FTV’s sweet spot is young companies with “strong growth characteristics,” Singh says. That means avoiding both early-stage venture capital opportunities and more mature companies angling for a highly leveraged buyout. Singh says the firm aims to form close relationships with management teams and employees, rather than look for a quick payback.

The goal is to “build great businesses, and the exit will come,” he says. Going public is an option, but more often the long-term opportunity comes from a larger company that wants to acquire a capability that it doesn’t currently possess. 

This year, the industry is experiencing “something of a new normal in supply chain investment,” Singh says. That follows a funding boom — one that attracted a certain amount of “tourist capital” — that in retrospect looks like an aberration. Now, it’s a question of shepherding companies through a quieter period of both strong opportunity and uncertainties about the direction of the economy. “Long-term investment is here to stay,” Singh says. 

In a time of demand and supply imbalances and inflation driving up the cost of carrying inventory, FTV looks for businesses that provide “durable and repetitive ROI,” Mason says. From a regional perspective, he notes particular interest emerging in Europe, the Middle East and Africa (EMEA), with a strong focus on honing supply chain efficiency over the coming decade.

Singh sees a growing awareness of the need for managing supply chain risk through multiple tiers of suppliers. Manufacturers will be reevaluating their sourcing strategies, as they diversify the supplier base and shift some production closer to North American markets. Regardless of the decisions they actually make, he says, “the criticality of this process is not going to lessen over time.”
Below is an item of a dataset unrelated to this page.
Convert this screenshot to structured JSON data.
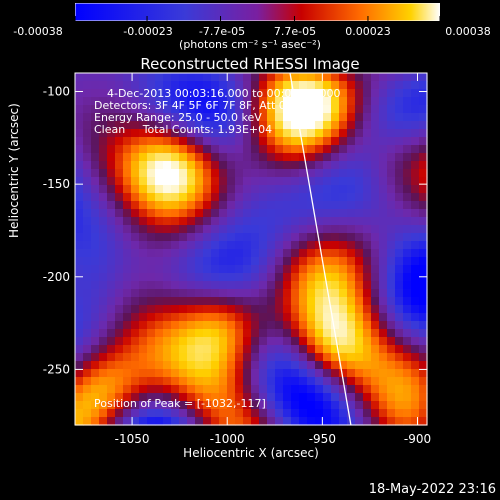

Mason says software purchasers are moving beyond the mere acquisition of supply chain visibility platforms to a focus on “the action and insights that visibility creates.” In other words, the software has to deliver on its promise of end-to-end control and insight. 

That said, Singh is “generally optimistic” that 2024 will be a better year than 2023. If companies increase their demand for software, “that bodes well for any businesses we’re investing in.” 

Recent economic trends suggest that the U.S. economy will experience a “soft landing” rather than deep recession in the coming months. “I’m feeling pretty good about it,” Singh says. “In the first half of 2023, a lot of times we were talking to companies that didn’t want to do anything right now. Now, we’re having a lot of conversations where people are saying they want to come to the market in 2024.”